Ada 2 bidang yang menjadi fokus kajian GIL NTU, yaitu Bahasa Mandarin dan bahasa-bahasa Austronesia yang ada di Taiwan, atau yang dikenal dengan istilah Formosan languages atau bahasa-bahasa Formosa. Sebelumnya perlu diketahui bahwa Taiwan sebenarnya juga memiliki keanekaragaman bahasa. Di samping Mandarin yang merupakan bahasa resmi serta beberapa bahasa lain yang masih terhitung dekat seperti Hakka dan Hokkian Taiwan (Min Selatan), ternyata ada juga bahasa-bahasa lain yang dituturkan suku asli pulau ini, seperti Atayal, Bunun, Amis, Kanakanavu, Kavalan, Saisiyat, dsb. Menariknya, bahasa-bahasa ini sebenarnya masih satu keluarga dengan Bahasa Indonesia, Bahasa Melayu, dan bahasa-bahasa daerah lain di Indonesia, seperti Bahasa Jawa, Bahasa Bali, Bahasa Minang, Bahasa Bugis, dll. Mereka semua termasuk dalam rumpun Bahasa Austronesia. Posisi bahasa-bahasa Austonesia yang ada di Taiwan menjadi penting sebab mereka semua termasuk dalam 9 subkelompok utama dari induk keluarga bahasa Austronesia (Proto Austronesian atau PAn), sedangkan bahasa-bahasa Austronesia lain yang berada di luar pulau Taiwan termasuk ke dalam 1 subkelompok utama lain, yaitu Melayu-Polinesia. Pengetahuan mengenai bahasa-bahasa Austronesia yang ada di Taiwan inilah yang saya perlukan untuk mendukung penelitian mengenai akar kata (etimologi) yang sementara saya kerjakan dalam tim yang dibentuk Badan Bahasa Kemdikbud dengan Laboratorium Leksikologi-Leksikografi Departemen Linguistik FIB UI.

Pendekatan yang Dipakai

Di samping itu, GIL NTU menggunakan pendekatan kognitif yang menempatkan pengetahuan bahasa sebagai bagian dari kognisi atau kemampuan berpikir manusia.
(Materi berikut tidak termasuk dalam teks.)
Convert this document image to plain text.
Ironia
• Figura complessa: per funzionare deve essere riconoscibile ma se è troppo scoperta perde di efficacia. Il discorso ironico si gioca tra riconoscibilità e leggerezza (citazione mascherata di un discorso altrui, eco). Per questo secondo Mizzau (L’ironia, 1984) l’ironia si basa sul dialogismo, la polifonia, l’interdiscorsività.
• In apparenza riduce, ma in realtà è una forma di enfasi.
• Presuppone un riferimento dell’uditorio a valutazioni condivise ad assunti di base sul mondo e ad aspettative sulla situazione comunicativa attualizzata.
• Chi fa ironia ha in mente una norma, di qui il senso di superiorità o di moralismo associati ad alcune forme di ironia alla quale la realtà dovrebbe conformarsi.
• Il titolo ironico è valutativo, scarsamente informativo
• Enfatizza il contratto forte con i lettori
Perilaku berbahasa dengan kemampuan kognisi lainnya seperti berpikir, mengingat, dsb dianggap sebagai suatu kesatuan yang tidak terpisahkan. Dengan pendekatan semacam ini, bahasa dapat dikaji secara lebih holistik karena disiplin ilmu lain seperti psikologi, neurologi, filsafat, antropologi, hingga ilmu komputer juga turut dilibatkan.

Dosen dan Mahasiswa

Di antara teman-teman seangkatan program magister, saya menjadi satu-satunya mahasiswa asing karena GIL NTU memang hanya membuka masing-masing 1 kuota untuk mahasiswa asing di program magister dan doktoral. Jumlah mahasiswa yang tidak terlalu banyak di satu sisi memberikan keutungan tersediri karena rasio perbandingan jumlah dosen dan mahasiswa menjadi ideal sehingga interaksi di antara keduanya dapat berlangsung sangat intens. Dari kelas-kelas yang saya ikuti, jumlah mahasiswa yang terbanyak adalah 12 orang, bahkan ada juga yang hanya 4 orang. Dosen-dosen di GIL NTU menurut saya sangat serius, disiplin, dan punya etos kerja tinggi. Mereka juga sangat mudah ditemui dan bersedia meluangkan waktu bila mahasiswanya butuh masukan atau ingin berdiskusi. Di samping itu, setiap dosen juga memimpin satu kelompok riset berdasarkan subbidang keahliannya masing-masing, dan mahasiswa diwajibkan menjadi anggota dari salah satu grup sesuai dengan minat dan topik tesis/disertasi yang akan dikerjakannya. Ada 7 kelompok riset: kelompok pertama membidangi topik-topik seperti metafor, kognisi, dan budaya; bahasa, media, dan politik; multimodal metaphor; dan simbolisme bunyi (sound symbolism). Kelompok kedua mencakup analisis wacana dan pragmatik. Kelompok ketiga khusus menaungi topik-topik yang berhubungan dengan Bahasa Formosa; korpus Bahasa Formosa dan aplikasinya; serta tipologi bahasa (language typology). Yang keempat adalah grup fonetik yang membawahi soal bunyi-bunyian dan korpus lisan (speech corpus). Grup kelima menaungi topik perbandingan bahasa, yang di dalamnya termasuk membahas kaitan antara bahasa dan budaya. Grup keenam memiliki nama khusus, yaitu “LoPE” yang merupakan singkatan dari Lab of Ontologies, Language Processing, and E-Humanities. Topik yang dibahas dalam grup ini antara lain linguistik komputasional dan natural language processing (NLP). Kelompok terakhir adalah Brain and Language Processing Lab yang menaungi topik-topik seperti psikolinguistik, neurolinguistik, dan bilingualisme. Pertemuan diadakan secara teratur di mana mahasiswa berkesempatan mempresentasikan laporan perkembangan proyek yang sedang dikerjakan, atau melontarkan ide-ide baru maupun memberi masukan terhadap temuan-temuan yang dipaparkan teman lainnya. Kultur riset yang kondusif seperti ini menurut saya sangat baik untuk melatih mahasiswa menjadi lebih jeli melihat “celah-celah” yang bisa digali dari setiap subbidang yang akan menjadi kepakarannya.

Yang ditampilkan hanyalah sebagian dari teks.